The results of our study echo those of previous research into the accuracy and quality of ChatGPT's responses in the field of urology, albeit with some differences. When compared to previous studies, it is evident that our research has shown a higher degree of accuracy in both binary and descriptive responses [17, 18, 21, 22]. Coskun et al. found that while ChatGPT was able to respond to all prostate cancer-related queries, its responses were less than optimal, often lacking in accuracy and quality [23]. This suggests that reliance on ChatGPT for accurate patient information should be exercised cautiously. However, the study by Coskun et al. reminds us of the limitations of AI-generated patient information, which are also echoed in our study. Although our accuracy scores were higher, the quality and completeness of the responses provided by ChatGPT were lower than desired, highlighting the need for improvements in the model's performance, particularly in the context of more complex or challenging queries.

Based on the results of this scientific study, the performance of the artificial intelligence model in answering questions about urological kidney stones can generally be considered high. The model typically received above-average scores for accuracy and completeness when answering questions of varying difficulty levels. Responses to easy questions typically received high scores in accuracy and completeness, while the accuracy and completeness scores for responses to more challenging questions were slightly lower. However, these scores are generally within acceptable levels. The standard deviations of the accuracy and completeness scores indicate a degree of variability in the model's performance from question to question. Additionally, the results of the Kruskal–Wallis tests suggest that the difficulty level of the questions does not impact the accuracy or completeness of the responses, implying that the model responds to questions of varying levels with similar capabilities.

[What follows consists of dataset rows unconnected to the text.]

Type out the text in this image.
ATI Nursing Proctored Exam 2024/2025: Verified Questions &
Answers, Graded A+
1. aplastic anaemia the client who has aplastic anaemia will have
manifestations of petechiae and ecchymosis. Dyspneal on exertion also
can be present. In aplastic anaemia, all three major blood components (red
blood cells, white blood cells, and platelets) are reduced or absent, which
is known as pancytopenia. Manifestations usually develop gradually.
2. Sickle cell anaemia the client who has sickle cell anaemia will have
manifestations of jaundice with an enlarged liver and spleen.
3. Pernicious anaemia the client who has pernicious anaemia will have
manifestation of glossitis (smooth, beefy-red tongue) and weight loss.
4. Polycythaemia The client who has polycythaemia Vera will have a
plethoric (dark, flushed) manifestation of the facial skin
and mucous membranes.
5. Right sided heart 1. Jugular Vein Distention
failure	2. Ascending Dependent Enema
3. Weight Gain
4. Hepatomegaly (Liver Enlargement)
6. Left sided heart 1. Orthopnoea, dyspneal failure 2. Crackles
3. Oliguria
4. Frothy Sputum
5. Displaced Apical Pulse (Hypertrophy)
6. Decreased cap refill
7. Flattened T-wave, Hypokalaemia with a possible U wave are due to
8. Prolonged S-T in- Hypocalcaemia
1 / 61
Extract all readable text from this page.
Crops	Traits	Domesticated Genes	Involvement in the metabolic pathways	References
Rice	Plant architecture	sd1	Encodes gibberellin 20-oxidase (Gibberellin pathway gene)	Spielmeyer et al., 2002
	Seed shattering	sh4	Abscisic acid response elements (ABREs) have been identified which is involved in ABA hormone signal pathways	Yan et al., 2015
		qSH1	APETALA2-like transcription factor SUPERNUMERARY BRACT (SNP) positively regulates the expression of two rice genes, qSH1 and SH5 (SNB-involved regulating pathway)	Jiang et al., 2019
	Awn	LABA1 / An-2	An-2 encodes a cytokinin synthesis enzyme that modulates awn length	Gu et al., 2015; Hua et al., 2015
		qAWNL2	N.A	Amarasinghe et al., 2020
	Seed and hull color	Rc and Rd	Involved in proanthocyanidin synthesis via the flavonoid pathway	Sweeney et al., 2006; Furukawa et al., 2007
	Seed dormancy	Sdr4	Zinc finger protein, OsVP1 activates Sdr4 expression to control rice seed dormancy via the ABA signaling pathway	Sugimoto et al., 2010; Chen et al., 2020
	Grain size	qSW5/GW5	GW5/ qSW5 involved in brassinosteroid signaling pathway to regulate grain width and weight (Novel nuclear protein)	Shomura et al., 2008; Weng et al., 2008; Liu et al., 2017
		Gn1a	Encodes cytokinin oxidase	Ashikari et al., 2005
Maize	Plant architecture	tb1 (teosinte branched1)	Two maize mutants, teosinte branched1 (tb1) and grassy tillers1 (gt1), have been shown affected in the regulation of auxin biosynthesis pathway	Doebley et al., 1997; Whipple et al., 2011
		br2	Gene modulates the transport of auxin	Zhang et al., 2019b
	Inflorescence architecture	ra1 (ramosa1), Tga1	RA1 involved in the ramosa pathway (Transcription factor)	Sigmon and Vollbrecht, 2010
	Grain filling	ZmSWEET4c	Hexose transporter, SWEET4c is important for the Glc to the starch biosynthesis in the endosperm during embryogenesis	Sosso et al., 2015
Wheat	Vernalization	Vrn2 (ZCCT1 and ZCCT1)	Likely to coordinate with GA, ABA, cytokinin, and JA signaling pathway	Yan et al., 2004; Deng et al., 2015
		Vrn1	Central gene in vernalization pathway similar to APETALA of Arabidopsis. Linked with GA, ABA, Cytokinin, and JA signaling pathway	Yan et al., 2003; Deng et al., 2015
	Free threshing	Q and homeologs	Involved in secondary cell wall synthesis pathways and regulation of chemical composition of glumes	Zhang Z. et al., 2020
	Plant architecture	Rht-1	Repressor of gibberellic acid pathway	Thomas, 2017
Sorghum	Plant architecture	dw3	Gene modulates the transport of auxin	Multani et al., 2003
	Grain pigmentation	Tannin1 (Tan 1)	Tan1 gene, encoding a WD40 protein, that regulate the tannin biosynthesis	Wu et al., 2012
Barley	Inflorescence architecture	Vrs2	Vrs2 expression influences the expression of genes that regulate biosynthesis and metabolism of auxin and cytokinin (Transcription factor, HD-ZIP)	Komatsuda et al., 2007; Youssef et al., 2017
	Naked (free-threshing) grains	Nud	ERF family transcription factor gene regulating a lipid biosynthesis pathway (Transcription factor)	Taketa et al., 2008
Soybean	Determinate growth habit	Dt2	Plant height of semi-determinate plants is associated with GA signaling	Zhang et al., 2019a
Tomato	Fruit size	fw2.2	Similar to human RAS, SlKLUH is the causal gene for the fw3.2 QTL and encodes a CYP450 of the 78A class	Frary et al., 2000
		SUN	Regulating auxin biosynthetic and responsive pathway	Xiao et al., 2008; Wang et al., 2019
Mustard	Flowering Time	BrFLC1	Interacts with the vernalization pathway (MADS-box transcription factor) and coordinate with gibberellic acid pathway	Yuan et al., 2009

Despite the valuable insights derived from this study, certain limitations have been acknowledged. Primarily, the specificity of the 90 questions related to urological kidney stones is recognized, a limitation that does not fully capture the extensive range of medical queries the model may encounter. Moreover, the categorization of questions as 'easy,' 'moderate,' or 'complex' is acknowledged to be somewhat subjective and potentially interpreted differently by various healthcare professionals. While the accuracy and completeness of the responses were evaluated, it is noted that other essential factors, such as relevance, coherence, and the ability to interact in real-time clinical context were not considered. It is therefore suggested that future research employ more comprehensive studies, incorporating larger and more diverse datasets as well as additional evaluative parameters, in order to more fully ascertain the capabilities and limitations of the GPT-4 model within a healthcare context.

As a conclusion, ChatGPT model is generally capable of answering questions about urological kidney stones accurately and comprehensively, by showing promising results in terms of its learning capacity and adaptability over time. However, it is important to note that performance does show some variability from question to question, especially when dealing with more complex or challenging questions. These findings highlight areas for learning and improvement, underscoring the importance of continuous training and updates.